Découvert à la Semaine de la critique, Los Salvajes est le premier long-métrage d’Alejandro Fadel (lire notre entretien), jusqu’ici connu pour avoir collaboré aux scénarios de Pablo Trapero. Cette filiation avec le réalisateur de Leonera désoriente un peu la perception du film à son abord, quand on croit y retrouver les tics formels du cinéma argentin. Rien d’accidentel là-dedans : l’égarement est bien le parcours que suit le film, de ces mains en prière qui l’ouvrent jusqu’au chant de la pluie qui le clôt. Entre les deux, le film pourtant n’aura cessé de se défaire patiemment de ses peaux pour mieux se vider de tout artifice.
Situées entre les murs d’un centre de détention pour mineurs, les premières scènes partent ainsi d’un genre de naturalisme impressionniste qui a beaucoup fait pour la réputation de Trapero, entre fable sociale et longues focales fiévreuses.
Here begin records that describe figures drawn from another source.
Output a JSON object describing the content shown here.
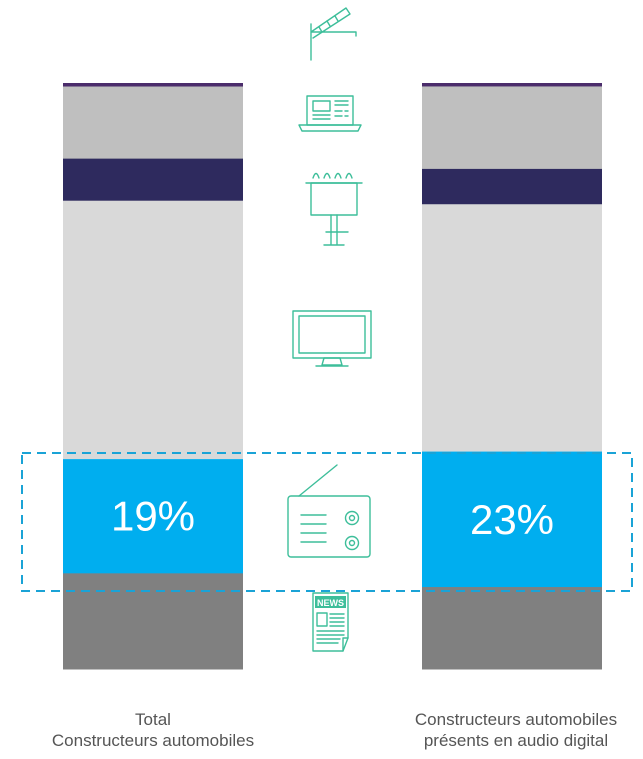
{
  "chart_data": {
    "type": "bar",
    "stacked": true,
    "normalized": true,
    "orientation": "vertical",
    "categories": [
      "Total\nConstructeurs automobiles",
      "Constructeurs automobiles\nprésents en audio digital"
    ],
    "category_lines": [
      [
        "Total",
        "Constructeurs automobiles"
      ],
      [
        "Constructeurs automobiles",
        "présents en audio digital"
      ]
    ],
    "series": [
      {
        "icon": "newspaper-icon",
        "color": "#808080",
        "values": [
          16,
          14
        ]
      },
      {
        "icon": "radio-icon",
        "color": "#00aeef",
        "values": [
          19,
          23
        ]
      },
      {
        "icon": "tv-icon",
        "color": "#d9d9d9",
        "values": [
          43,
          42
        ]
      },
      {
        "icon": "billboard-icon",
        "color": "#2e2a5e",
        "values": [
          7,
          6
        ]
      },
      {
        "icon": "laptop-icon",
        "color": "#bfbfbf",
        "values": [
          12,
          14
        ]
      },
      {
        "icon": "cinema-clapper-icon",
        "color": "#4b2c6b",
        "values": [
          0.5,
          0.5
        ]
      }
    ],
    "data_labels": {
      "radio-icon": [
        "19%",
        "23%"
      ]
    },
    "highlight": "radio-icon",
    "highlight_color": "#1aa3d6",
    "icon_color": "#3dbe9a",
    "label_color": "#555555",
    "ylim": [
      0,
      100
    ]
  }
}
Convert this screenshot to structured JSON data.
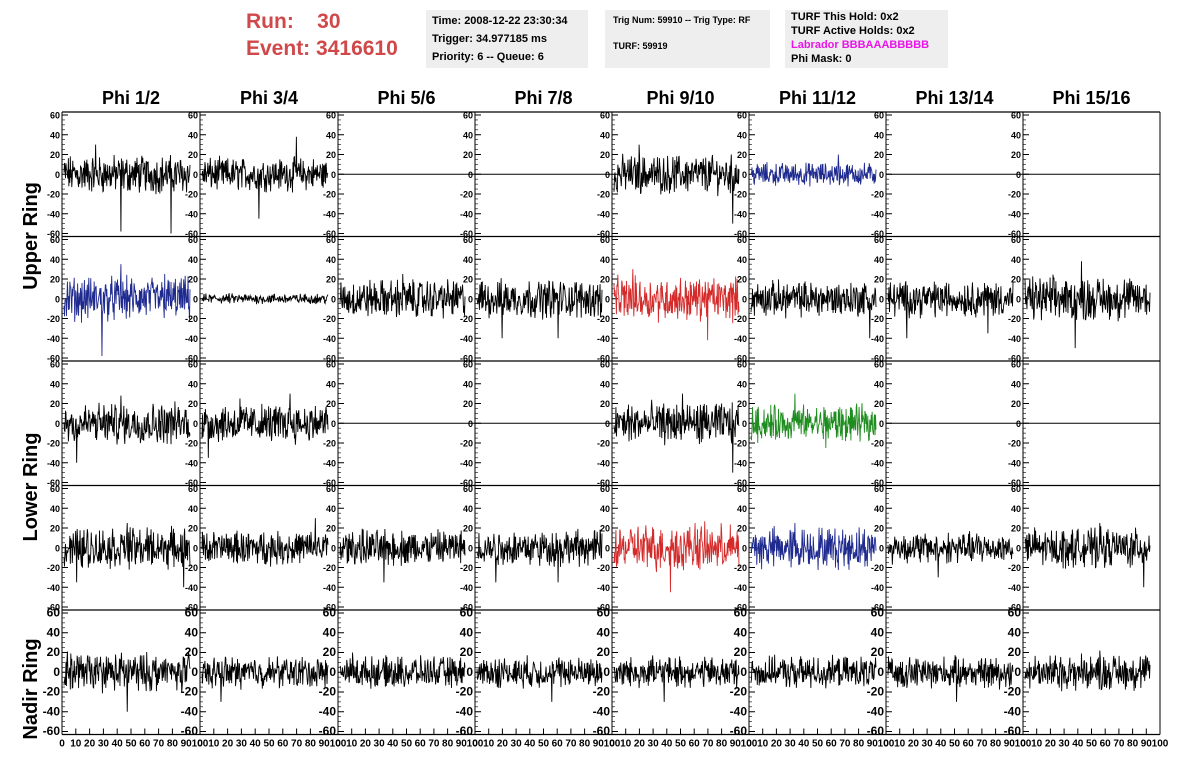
{
  "header": {
    "run_label": "Run:",
    "run_value": "30",
    "event_label": "Event:",
    "event_value": "3416610",
    "time": "Time: 2008-12-22 23:30:34",
    "trigger": "Trigger: 34.977185 ms",
    "priority": "Priority: 6 -- Queue: 6",
    "trig_num": "Trig Num: 59910 -- Trig Type: RF",
    "turf": "TURF: 59919",
    "turf_this_hold": "TURF This Hold: 0x2",
    "turf_active_holds": "TURF Active Holds: 0x2",
    "labrador": "Labrador BBBAAABBBBB",
    "phi_mask": "Phi Mask: 0"
  },
  "colors": {
    "run_text": "#d0484a",
    "labrador_text": "#e815e8",
    "trace_default": "#000000",
    "trace_blue": "#1f2a8f",
    "trace_red": "#d42a2a",
    "trace_green": "#1f8c1f"
  },
  "chart_data": {
    "type": "line",
    "columns": [
      "Phi 1/2",
      "Phi 3/4",
      "Phi 5/6",
      "Phi 7/8",
      "Phi 9/10",
      "Phi 11/12",
      "Phi 13/14",
      "Phi 15/16"
    ],
    "rows": [
      "Upper Ring",
      "Lower Ring",
      "Nadir Ring"
    ],
    "ylim": [
      -60,
      60
    ],
    "yticks": [
      -60,
      -40,
      -20,
      0,
      20,
      40,
      60
    ],
    "xlim": [
      0,
      100
    ],
    "xticks": [
      0,
      10,
      20,
      30,
      40,
      50,
      60,
      70,
      80,
      90,
      100
    ],
    "tick_labels_x": [
      "0",
      "10",
      "20",
      "30",
      "40",
      "50",
      "60",
      "70",
      "80",
      "90",
      "100"
    ],
    "tick_labels_y": [
      "-60",
      "-40",
      "-20",
      "0",
      "20",
      "40",
      "60"
    ],
    "panels": [
      [
        {
          "color": "black",
          "amp": 15,
          "spikes": [
            [
              45,
              -58
            ],
            [
              85,
              -60
            ],
            [
              25,
              30
            ]
          ]
        },
        {
          "color": "black",
          "amp": 13,
          "spikes": [
            [
              45,
              -45
            ],
            [
              75,
              38
            ]
          ]
        },
        {
          "color": "black",
          "amp": 0,
          "flat": true
        },
        {
          "color": "black",
          "amp": 0,
          "flat": true
        },
        {
          "color": "black",
          "amp": 15,
          "spikes": [
            [
              95,
              -50
            ],
            [
              20,
              30
            ]
          ]
        },
        {
          "color": "blue",
          "amp": 9,
          "spikes": [
            [
              70,
              20
            ]
          ]
        },
        {
          "color": "black",
          "amp": 0,
          "flat": true
        },
        {
          "color": "black",
          "amp": 0,
          "flat": true
        }
      ],
      [
        {
          "color": "blue",
          "amp": 17,
          "spikes": [
            [
              30,
              -58
            ],
            [
              45,
              35
            ],
            [
              80,
              25
            ]
          ]
        },
        {
          "color": "black",
          "amp": 4,
          "spikes": []
        },
        {
          "color": "black",
          "amp": 15,
          "spikes": [
            [
              50,
              25
            ]
          ]
        },
        {
          "color": "black",
          "amp": 15,
          "spikes": [
            [
              65,
              -40
            ],
            [
              20,
              -40
            ]
          ]
        },
        {
          "color": "red",
          "amp": 17,
          "spikes": [
            [
              15,
              30
            ],
            [
              75,
              -42
            ]
          ]
        },
        {
          "color": "black",
          "amp": 14,
          "spikes": [
            [
              95,
              -40
            ]
          ]
        },
        {
          "color": "black",
          "amp": 14,
          "spikes": [
            [
              15,
              -40
            ],
            [
              80,
              -35
            ]
          ]
        },
        {
          "color": "black",
          "amp": 17,
          "spikes": [
            [
              45,
              38
            ],
            [
              40,
              -50
            ]
          ]
        }
      ],
      [
        {
          "color": "black",
          "amp": 16,
          "spikes": [
            [
              10,
              -40
            ],
            [
              45,
              28
            ]
          ]
        },
        {
          "color": "black",
          "amp": 15,
          "spikes": [
            [
              30,
              25
            ],
            [
              70,
              30
            ],
            [
              5,
              -35
            ]
          ]
        },
        {
          "color": "black",
          "amp": 0,
          "flat": true
        },
        {
          "color": "black",
          "amp": 0,
          "flat": true
        },
        {
          "color": "black",
          "amp": 16,
          "spikes": [
            [
              95,
              -50
            ],
            [
              55,
              30
            ]
          ]
        },
        {
          "color": "green",
          "amp": 14,
          "spikes": [
            [
              35,
              30
            ],
            [
              60,
              -25
            ]
          ]
        },
        {
          "color": "black",
          "amp": 0,
          "flat": true
        },
        {
          "color": "black",
          "amp": 0,
          "flat": true
        }
      ],
      [
        {
          "color": "black",
          "amp": 16,
          "spikes": [
            [
              10,
              -35
            ],
            [
              50,
              25
            ],
            [
              95,
              -40
            ]
          ]
        },
        {
          "color": "black",
          "amp": 13,
          "spikes": [
            [
              90,
              30
            ]
          ]
        },
        {
          "color": "black",
          "amp": 14,
          "spikes": [
            [
              35,
              -35
            ]
          ]
        },
        {
          "color": "black",
          "amp": 14,
          "spikes": [
            [
              15,
              -35
            ],
            [
              65,
              -35
            ]
          ]
        },
        {
          "color": "red",
          "amp": 18,
          "spikes": [
            [
              45,
              -45
            ],
            [
              65,
              25
            ]
          ]
        },
        {
          "color": "blue",
          "amp": 16,
          "spikes": [
            [
              35,
              25
            ]
          ]
        },
        {
          "color": "black",
          "amp": 12,
          "spikes": [
            [
              40,
              -30
            ]
          ]
        },
        {
          "color": "black",
          "amp": 15,
          "spikes": [
            [
              95,
              -40
            ],
            [
              60,
              25
            ]
          ]
        }
      ],
      [
        {
          "color": "black",
          "amp": 15,
          "spikes": [
            [
              50,
              -40
            ]
          ]
        },
        {
          "color": "black",
          "amp": 12,
          "spikes": [
            [
              15,
              -30
            ]
          ]
        },
        {
          "color": "black",
          "amp": 12,
          "spikes": [
            [
              10,
              20
            ]
          ]
        },
        {
          "color": "black",
          "amp": 12,
          "spikes": [
            [
              60,
              -30
            ]
          ]
        },
        {
          "color": "black",
          "amp": 12,
          "spikes": [
            [
              40,
              -30
            ]
          ]
        },
        {
          "color": "black",
          "amp": 12,
          "spikes": [
            [
              50,
              15
            ]
          ]
        },
        {
          "color": "black",
          "amp": 12,
          "spikes": [
            [
              55,
              -30
            ]
          ]
        },
        {
          "color": "black",
          "amp": 14,
          "spikes": [
            [
              60,
              22
            ]
          ]
        }
      ]
    ]
  }
}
Piste facile, donc mais très vite fausse : avant même le générique, cinq adolescents s’évadent de ce cul de sac dans une déflagration de violence. Avec eux, c’est alors tout le film qui pousse les cloisons de son programme pour baguenauder vers des horizons plus ouverts et instables. En quittant les terres balisées du social, Los Salvajes échappe au roman de la pauvreté barbare confrontée à la violence des institutions. Et de fait, la civilisation n’y est plus qu’une lointaine rumeur, abandonnant ses traces rouillées, carcasses de voiture, crachotements de radio ou reliefs de repas.
Dès l’apparition du titre, la chose est donc entendue : la nature a gagné tout le cadre, renversé les vieux habits du monde, et murmure d’invisibles menaces sur ses nouveaux locataires. Nous voilà dans un territoire cinématographique peu arpenté, et dont Alejandro Fadel entreprend pourtant de repousser encore les limites. Suivant l’errance de ses personnages, le film abandonne ses cartes et détraque sa boussole, mais il le fait par étapes, et chemine lentement, passé le coup de force des débuts. Sa post-Apocalypse se nourrit ainsi de deux genres différents, versant l’un dans l’autre pour mieux en dénouer les effets.
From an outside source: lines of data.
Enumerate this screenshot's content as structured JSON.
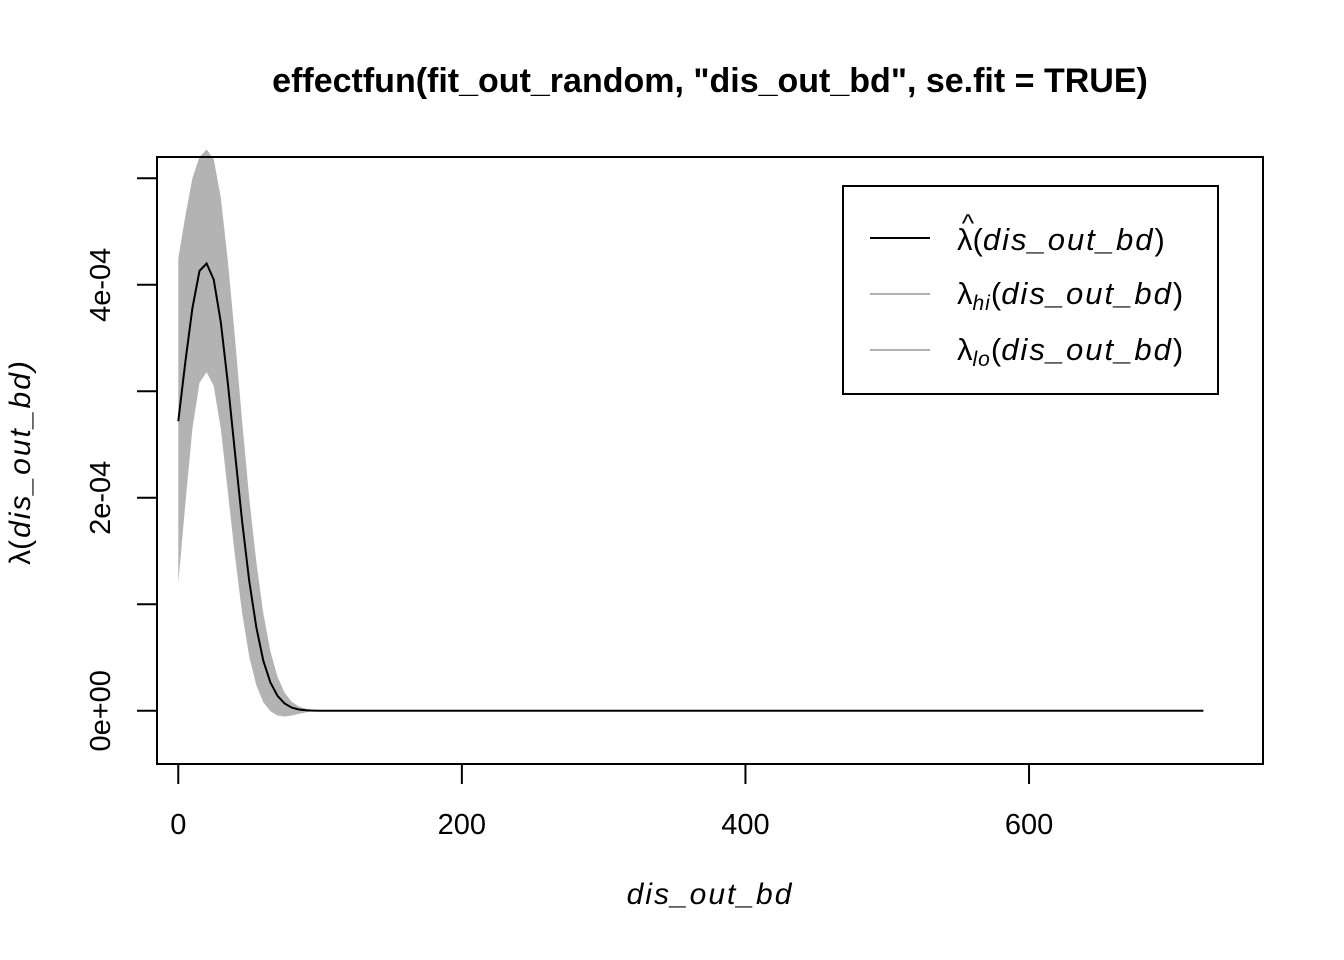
{
  "chart_data": {
    "type": "line",
    "title": "effectfun(fit_out_random, \"dis_out_bd\", se.fit = TRUE)",
    "xlabel": "dis_out_bd",
    "ylabel": {
      "symbol": "λ",
      "arg": "dis_out_bd"
    },
    "xlim": [
      -15,
      765
    ],
    "ylim": [
      -5e-05,
      0.00052
    ],
    "x_ticks": [
      0,
      200,
      400,
      600
    ],
    "x_tick_labels": [
      "0",
      "200",
      "400",
      "600"
    ],
    "y_ticks": [
      0,
      0.0001,
      0.0002,
      0.0003,
      0.0004,
      0.0005
    ],
    "y_tick_labels": [
      "0e+00",
      "",
      "2e-04",
      "",
      "4e-04",
      ""
    ],
    "x": [
      0,
      5,
      10,
      15,
      20,
      25,
      30,
      35,
      40,
      45,
      50,
      55,
      60,
      65,
      70,
      75,
      80,
      85,
      90,
      95,
      100,
      110,
      120,
      150,
      200,
      300,
      400,
      500,
      600,
      700,
      723
    ],
    "series": [
      {
        "name": {
          "symbol": "λ",
          "accent": "^",
          "arg": "dis_out_bd"
        },
        "color": "#000000",
        "values": [
          0.000272,
          0.000328,
          0.000378,
          0.000413,
          0.00042,
          0.000405,
          0.000365,
          0.000307,
          0.000242,
          0.000178,
          0.000122,
          7.85e-05,
          4.7e-05,
          2.65e-05,
          1.4e-05,
          6.8e-06,
          3e-06,
          1.2e-06,
          4e-07,
          1e-07,
          0,
          0,
          0,
          0,
          0,
          0,
          0,
          0,
          0,
          0,
          0
        ]
      },
      {
        "name": {
          "symbol": "λ",
          "subscript": "hi",
          "arg": "dis_out_bd"
        },
        "color": "#b3b3b3",
        "values": [
          0.000425,
          0.000465,
          0.0005,
          0.00052,
          0.000527,
          0.000518,
          0.000482,
          0.000422,
          0.00035,
          0.000272,
          0.0002,
          0.00014,
          9.15e-05,
          5.6e-05,
          3.2e-05,
          1.7e-05,
          8.5e-06,
          4e-06,
          1.8e-06,
          8e-07,
          3e-07,
          0,
          0,
          0,
          0,
          0,
          0,
          0,
          0,
          0,
          0
        ]
      },
      {
        "name": {
          "symbol": "λ",
          "subscript": "lo",
          "arg": "dis_out_bd"
        },
        "color": "#b3b3b3",
        "values": [
          0.00012,
          0.000195,
          0.000265,
          0.000308,
          0.000318,
          0.000305,
          0.000265,
          0.000205,
          0.000145,
          9.2e-05,
          5.1e-05,
          2.4e-05,
          8e-06,
          -5e-07,
          -4.5e-06,
          -5.5e-06,
          -4.5e-06,
          -3e-06,
          -1.5e-06,
          -5e-07,
          0,
          0,
          0,
          0,
          0,
          0,
          0,
          0,
          0,
          0,
          0
        ]
      }
    ],
    "confidence_band": {
      "fill": "#b3b3b3",
      "between": [
        "hi",
        "lo"
      ]
    },
    "legend": {
      "placement": "top-right"
    },
    "grid": false
  }
}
Il y a d’abord l’idée d’une pastorale possible quand on comprend que deux des fugitifs sont à la recherche de la maison de leur parrain. C’est ici la quête de l’enfance retrouvée, celle d’une Arcadie salvatrice qui innocenterait tous leurs crimes : les sauvages du titre ne sont pas les barbares, mais leur rédemption. Bien qu’ils portent sur leur peau les derniers stigmates de la civilisation, ils semblent s’enfoncer, au cours de longues scènes bucoliques, dans l’état idyllique de leur jeunesse, corps voluptueux livrés aux jeux, au vent et à l’eau, en attendant de trouver la terre promise. Mais cette coulée fauve dans la nature se double d’une violence endémique et brutale. La fuite est aussi un chemin de mort : des gauchos passent, des coups de feu sont tirés, la survie est le règne du crime, mais cette fois-ci voilé par l’ampleur élégiaque de la nature. Silhouettes qui tombent, surgissement du meurtre ou corps céleste qui suit le cours d’une rivière : mêlant pastorale et survival, Fadel entrelace le mal et l’innocence et finit par célébrer leur noce dans une veine mythologique.
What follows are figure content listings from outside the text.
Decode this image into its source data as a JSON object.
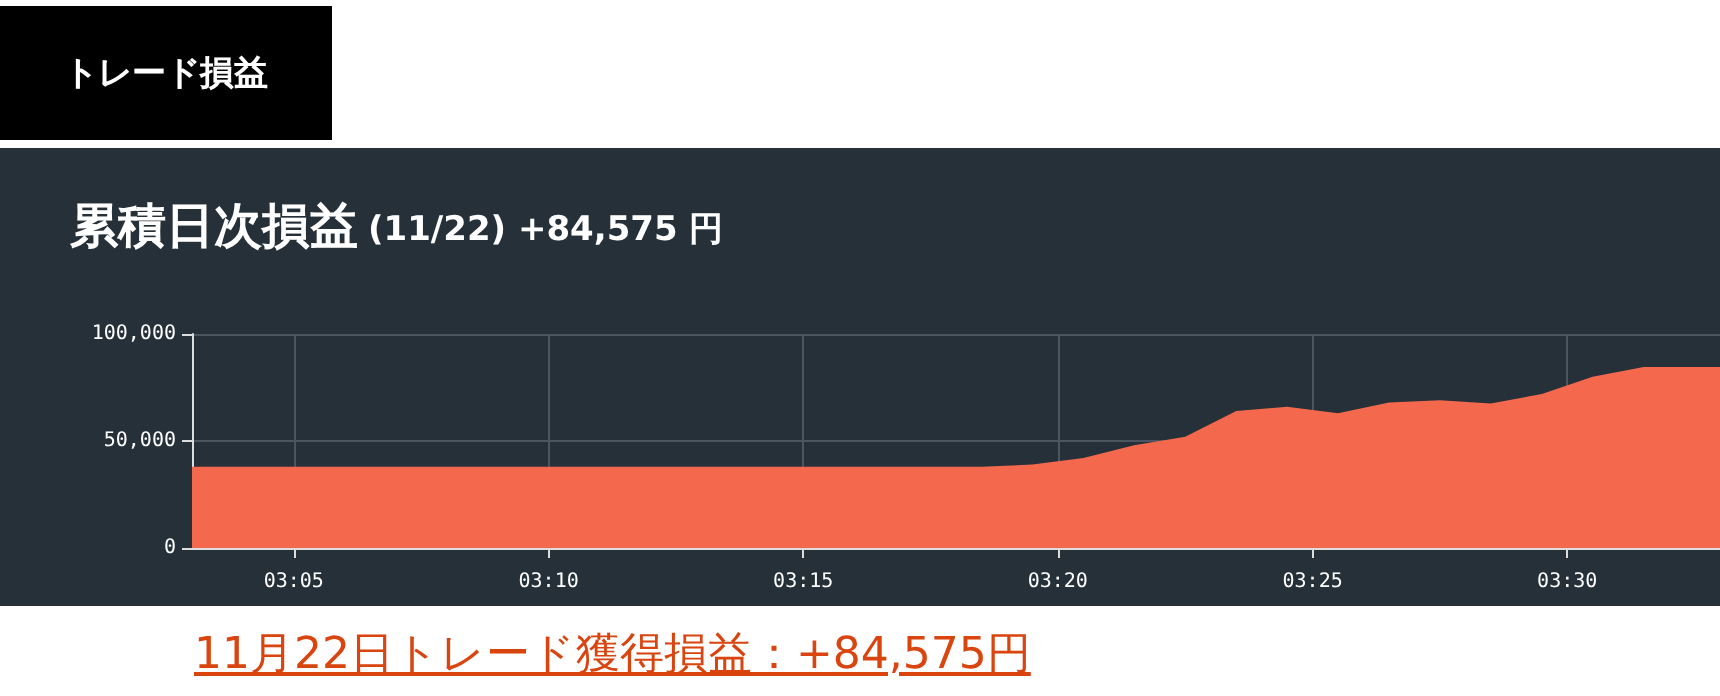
{
  "chart_data": {
    "type": "area",
    "title": "累積日次損益",
    "subtitle": "(11/22) +84,575 円",
    "annotations": [
      "トレード損益",
      "11月22日トレード獲得損益：+84,575円"
    ],
    "x": [
      3.05,
      3.3083,
      3.325,
      3.3417,
      3.3583,
      3.375,
      3.3917,
      3.4083,
      3.425,
      3.4417,
      3.4583,
      3.475,
      3.4917,
      3.5083,
      3.525,
      3.55
    ],
    "series": [
      {
        "color": "#f4694d",
        "values": [
          38000,
          38000,
          39000,
          42000,
          48000,
          52000,
          64000,
          66000,
          63000,
          68000,
          69000,
          67500,
          72000,
          80000,
          84575,
          84575
        ]
      }
    ],
    "xlim": [
      3.05,
      3.55
    ],
    "xticks": [
      {
        "value": 3.0833,
        "label": "03:05"
      },
      {
        "value": 3.1667,
        "label": "03:10"
      },
      {
        "value": 3.25,
        "label": "03:15"
      },
      {
        "value": 3.3333,
        "label": "03:20"
      },
      {
        "value": 3.4167,
        "label": "03:25"
      },
      {
        "value": 3.5,
        "label": "03:30"
      }
    ],
    "ylim": [
      0,
      100000
    ],
    "yticks": [
      {
        "value": 0,
        "label": "0"
      },
      {
        "value": 50000,
        "label": "50,000"
      },
      {
        "value": 100000,
        "label": "100,000"
      }
    ],
    "grid": true
  }
}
Sur ce chemin le film avance, mais avance par le vide. Vide de ses cadres quand un à un les protagonistes s’effacent et que les restes du monde civilisé disparaissent avec eux. Vide de ses enjeux narratifs quand chaque situation capable d’amorcer un nœud dramaturgique est éludée, et avec elle une puissance romanesque qui n’est pas celle du film. Son centre de gravité est ailleurs, dans cet abandon qu’il poursuit en suivant les pas de son dernier personnage, le plus simple, le plus idiot, et donc le plus magicien. On pense bien évidemment à Aguirre de Herzog, mais ici dénoué de tout rapport à l’Histoire. Ce que montre le film est aussi ce qu’il est : une fuite dans les paysages argentins, une quête de vent, de terre et de feu pour s’enfouir langoureusement dans la matière, qu’elle soit celle de la nature en scope ou d’une peau en gros plan. L’un et l’autre mais aussi l’un dans l’autre, puisque le cinéma est, ici plus que jamais, un art du raccord entre deux infinis. Tout le film alors se dévoile dans cet échange de peaux, dans ce mariage entre corps et ciel. Et on comprend que son égarement était une chasse, et des plus belles, partie du plein pour aller vers le vide. Mais un vide de cinéma, soit peu de choses, mais déjà beaucoup : frissonnement du vent dans les feuillages, étoupe de nuages gris accrochés aux montagnes, pluie qui tombe. Nos regards sont lavés.